Thursday, August 27, 2015
Guest Essay: The Hands of a Gatherer
There is something essentially human about working with your hands, especially when you are gathering food to feed your family. My friend, journalist and author Hank Shaw, has made a career out of his passion for hunting, fishing and foraging, and in this essay he reflects on the reasons he chose this path and why he believes it's good for all of us to engage in. I encourage you to click through to read the entire piece.
My hands feel like they’ve been hit with a weed whacker. One finger is swollen, another scraped to hell. A burn here, a blister there. The tips are all tender, and I don’t know how many little puncture wounds I have that are in various stages of healing.
These are the hands of a gatherer, an angler, a hunter. A cook. They are my hands. This past week has been a maelstrom mashup of almost all that do in my odd little life, and my hands tell that story.
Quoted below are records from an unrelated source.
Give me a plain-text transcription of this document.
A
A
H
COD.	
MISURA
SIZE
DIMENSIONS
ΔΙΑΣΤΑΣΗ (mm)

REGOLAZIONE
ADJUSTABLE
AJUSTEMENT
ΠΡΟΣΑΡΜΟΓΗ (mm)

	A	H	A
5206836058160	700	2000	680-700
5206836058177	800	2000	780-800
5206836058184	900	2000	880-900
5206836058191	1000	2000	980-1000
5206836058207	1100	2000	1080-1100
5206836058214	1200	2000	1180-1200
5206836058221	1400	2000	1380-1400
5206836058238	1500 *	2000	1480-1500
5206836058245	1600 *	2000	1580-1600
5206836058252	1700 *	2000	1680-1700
A burn from a catering job. Blisters from hammering away at a rocky shoreline with a steel bulb planter, looking for littlenecks. A nasty puncture wound from a rockfish spine. Another from an errant hook. A lattice of lacerations on the back of my hands – the price of picking blackberries. And with most of my fingerprints scraped off by hours of digging forearm deep into rocky sand in search of buried horseneck clams, it’d be a great time to commit a crime.
Hands, if you look closely, will often tell you how their owners put food on their table. Think of a fisherman’s calloused paws, or an artist’s delicate digits. People’s professions can be guessed at by the state of their hands. Mine are no different, only they tell this story more directly.
Lord knows I need not do this. I have been a writer by trade for more than two decades. I live in a suburb, surrounded by supermarkets. Were I to forsake them, I’d still have a farmer’s market available to me almost every day of the week, and friends who raise livestock far superior to any of the sad, factory-farmed meat you see wrapped in plastic. I choose to work for my food for a variety of reasons, but it’s in no small part because, well, we are hard-wired to do so. Every animal on earth does two things above all else: Reproduce, and eat. It’s what we do.
Yesterday I found myself standing above Tomales Bay, stopping to catch my breath. The hill I was climbing was steep, and I was carrying a bucket full of clams and seawater that weighed somewhere north of 35 pounds. Heart hammering against my ribs, I looked up, gasped for air — and understood why I do this: An oceanic breeze cooled my forehead, whisking away the beading sweat so it could meld itself into the mists that still hung in hollows of this coastal plain. I could smell the salt, but also the spicy perfume of a California summer, a mix dominated in this place by a native bay laurel and a seaside sagebush that I wish I could somehow wear as cologne.